Encapsulating all the elegance of Georgian architecture, its palatial splendour has long-held the power to stop people in their tracks in the busy heart of Doncaster.
Yet despite dominating the high street for 250 years, the Grade I-listed Mansion House has largely been closed to the public.
As the future of one of the UK’ s last three surviving examples of a civic mansion looked increasingly uncertain, a group of residents has stepped in not only to try to preserve the architectural gem for future generations but also to encourage more people to come and step through its doors.
The Friends of Doncaster Mansion House aims to bring the building into public use and showcase its centuries of history to as wide an audience as possible.
“Very few people have been inside the Mansion House and seen the imperial staircase, the ballroom, the dining room and the great kitchen,” says member Owen Evans.
“It was used for council business, so you only really went in if it was for something like that.
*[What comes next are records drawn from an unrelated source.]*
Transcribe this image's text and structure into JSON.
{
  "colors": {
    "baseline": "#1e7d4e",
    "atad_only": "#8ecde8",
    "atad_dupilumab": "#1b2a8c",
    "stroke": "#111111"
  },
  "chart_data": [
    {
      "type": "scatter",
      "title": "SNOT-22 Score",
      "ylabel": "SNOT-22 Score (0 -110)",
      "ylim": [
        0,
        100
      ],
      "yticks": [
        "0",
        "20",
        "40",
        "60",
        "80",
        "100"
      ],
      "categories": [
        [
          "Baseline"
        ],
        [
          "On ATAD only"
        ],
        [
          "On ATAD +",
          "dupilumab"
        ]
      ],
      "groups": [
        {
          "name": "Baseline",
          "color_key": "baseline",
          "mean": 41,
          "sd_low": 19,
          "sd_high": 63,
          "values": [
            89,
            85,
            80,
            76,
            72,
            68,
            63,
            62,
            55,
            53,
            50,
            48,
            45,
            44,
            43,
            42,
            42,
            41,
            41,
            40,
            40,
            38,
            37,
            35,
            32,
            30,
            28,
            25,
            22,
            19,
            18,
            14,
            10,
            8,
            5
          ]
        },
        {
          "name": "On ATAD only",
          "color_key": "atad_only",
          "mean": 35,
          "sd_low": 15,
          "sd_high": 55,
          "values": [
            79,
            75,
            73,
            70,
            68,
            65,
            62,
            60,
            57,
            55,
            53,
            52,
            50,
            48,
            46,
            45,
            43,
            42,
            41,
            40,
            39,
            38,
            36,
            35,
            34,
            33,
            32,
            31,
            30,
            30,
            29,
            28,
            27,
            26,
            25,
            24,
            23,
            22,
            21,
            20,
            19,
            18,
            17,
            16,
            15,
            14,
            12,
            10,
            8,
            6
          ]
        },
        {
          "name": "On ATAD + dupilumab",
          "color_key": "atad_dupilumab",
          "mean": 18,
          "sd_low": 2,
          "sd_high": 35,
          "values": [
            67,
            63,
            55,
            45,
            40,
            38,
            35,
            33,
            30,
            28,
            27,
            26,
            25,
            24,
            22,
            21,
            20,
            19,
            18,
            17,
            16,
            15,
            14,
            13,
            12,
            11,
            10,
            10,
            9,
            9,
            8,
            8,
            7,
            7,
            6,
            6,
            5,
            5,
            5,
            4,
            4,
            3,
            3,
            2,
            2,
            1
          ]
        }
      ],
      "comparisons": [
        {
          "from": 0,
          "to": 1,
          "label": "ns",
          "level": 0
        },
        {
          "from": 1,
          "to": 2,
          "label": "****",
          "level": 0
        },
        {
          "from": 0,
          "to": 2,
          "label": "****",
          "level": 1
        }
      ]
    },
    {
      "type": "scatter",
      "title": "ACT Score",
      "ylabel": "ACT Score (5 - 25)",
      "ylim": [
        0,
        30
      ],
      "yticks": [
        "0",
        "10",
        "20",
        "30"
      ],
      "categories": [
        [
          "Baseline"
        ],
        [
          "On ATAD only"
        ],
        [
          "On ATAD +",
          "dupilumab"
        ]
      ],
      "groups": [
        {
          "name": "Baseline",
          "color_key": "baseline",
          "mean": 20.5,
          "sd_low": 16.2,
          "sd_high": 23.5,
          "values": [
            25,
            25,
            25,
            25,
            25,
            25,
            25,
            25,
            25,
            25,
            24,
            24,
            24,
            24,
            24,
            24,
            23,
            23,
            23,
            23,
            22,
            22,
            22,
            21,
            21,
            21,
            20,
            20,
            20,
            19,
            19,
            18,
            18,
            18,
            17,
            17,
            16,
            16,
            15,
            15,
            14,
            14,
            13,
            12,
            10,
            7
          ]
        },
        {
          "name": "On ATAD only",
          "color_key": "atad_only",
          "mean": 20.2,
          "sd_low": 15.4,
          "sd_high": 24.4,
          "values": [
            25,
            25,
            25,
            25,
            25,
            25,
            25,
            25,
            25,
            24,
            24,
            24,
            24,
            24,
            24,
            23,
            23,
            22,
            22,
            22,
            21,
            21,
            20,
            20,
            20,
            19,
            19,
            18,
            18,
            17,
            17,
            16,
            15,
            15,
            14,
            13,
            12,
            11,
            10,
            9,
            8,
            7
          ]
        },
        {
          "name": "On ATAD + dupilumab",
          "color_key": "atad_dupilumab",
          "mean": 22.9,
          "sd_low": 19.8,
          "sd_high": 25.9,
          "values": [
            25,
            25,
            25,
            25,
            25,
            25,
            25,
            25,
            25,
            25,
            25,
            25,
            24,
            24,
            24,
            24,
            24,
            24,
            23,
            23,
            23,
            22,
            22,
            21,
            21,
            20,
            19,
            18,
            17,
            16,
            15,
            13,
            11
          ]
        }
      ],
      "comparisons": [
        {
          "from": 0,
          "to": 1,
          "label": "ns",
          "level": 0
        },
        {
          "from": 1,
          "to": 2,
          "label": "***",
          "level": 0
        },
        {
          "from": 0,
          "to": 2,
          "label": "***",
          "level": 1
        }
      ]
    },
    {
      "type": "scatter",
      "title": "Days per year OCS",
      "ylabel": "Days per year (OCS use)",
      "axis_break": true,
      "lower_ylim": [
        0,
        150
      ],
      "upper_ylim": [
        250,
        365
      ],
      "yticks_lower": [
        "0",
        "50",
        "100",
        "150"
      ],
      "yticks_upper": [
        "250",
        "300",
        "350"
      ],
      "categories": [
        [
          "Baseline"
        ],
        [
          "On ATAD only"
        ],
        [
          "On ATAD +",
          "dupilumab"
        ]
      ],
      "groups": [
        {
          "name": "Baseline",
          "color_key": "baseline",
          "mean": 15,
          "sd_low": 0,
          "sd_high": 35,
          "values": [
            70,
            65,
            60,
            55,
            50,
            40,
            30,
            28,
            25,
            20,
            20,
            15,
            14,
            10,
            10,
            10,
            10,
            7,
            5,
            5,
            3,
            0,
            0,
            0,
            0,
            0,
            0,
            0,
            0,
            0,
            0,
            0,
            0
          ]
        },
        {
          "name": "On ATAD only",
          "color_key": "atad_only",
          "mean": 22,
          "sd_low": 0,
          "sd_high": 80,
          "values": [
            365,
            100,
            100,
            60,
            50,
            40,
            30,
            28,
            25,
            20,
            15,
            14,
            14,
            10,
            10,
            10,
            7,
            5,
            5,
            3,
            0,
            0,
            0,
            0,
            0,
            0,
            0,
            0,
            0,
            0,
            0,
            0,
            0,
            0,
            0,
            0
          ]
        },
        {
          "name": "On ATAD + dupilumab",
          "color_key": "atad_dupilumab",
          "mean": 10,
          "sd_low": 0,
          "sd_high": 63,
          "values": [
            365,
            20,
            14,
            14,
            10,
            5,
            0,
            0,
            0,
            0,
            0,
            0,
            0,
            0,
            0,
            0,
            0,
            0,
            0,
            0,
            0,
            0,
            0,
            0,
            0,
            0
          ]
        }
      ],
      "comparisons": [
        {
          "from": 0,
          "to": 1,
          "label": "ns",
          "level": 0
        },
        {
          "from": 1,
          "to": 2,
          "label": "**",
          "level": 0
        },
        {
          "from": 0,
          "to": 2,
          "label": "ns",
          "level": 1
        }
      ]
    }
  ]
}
There have been a few weddings and events in recent years, but it’s not been used very much.
“The friends want to help to conserve, restore, research, interpret and display the house and its contents for the benefit of all sections of the community.”
Designed by a young architect called James Paine, just as he was embarking upon what would be an illustrious career, it was a place where the social elite of a town could find amusements – from dancing, to card-playing, to tea parties.
After its origins as an exclusive venue for the town’ s socialites, it became a meeting place for planning committees and other sober council business in the latter part of its history, before the local authority re-located to premises in
Waterdale two years ago.
Only York and London offer examples of this type of building, both of which are open to residents. Doncaster’s Mansion House is considerably larger than its Yorkshire counterpart.
Friends’ chairman Bob Fitzharris adds: “Our Mansion House is one of the jewels in Doncaster’s crown.
“It a real-life tardis, a time machine containing 266 years of Doncaster’ s history.
“The Friends want to push open the door and let the public in.
“Together we can ensure that it continues to serve future generations of Doncastrians as it has in the past.
An application for Heritage Lottery Funding is now being drawn up with the help of Doncaster Council.
It is hoped that, with the support of the newly-formed friends and an army of volunteers, the venue will be able to host regular public events and become an important educational resource for the whole of the town.
The committee is working on establishing itself as a charitable trust and is currently looking to recruit more people to help run the operation.
Coun Bob Johnson, who is in charge of tourism at Doncaster Council, says: “It’ s a beautiful landmark with a fascinating heritage which we want to share with as wide an audience as possible. It is fantastic to have a group like the friends who are passionate about this wonderful building and I hope they will be joined by many more people who are interested in Doncaster’s history.”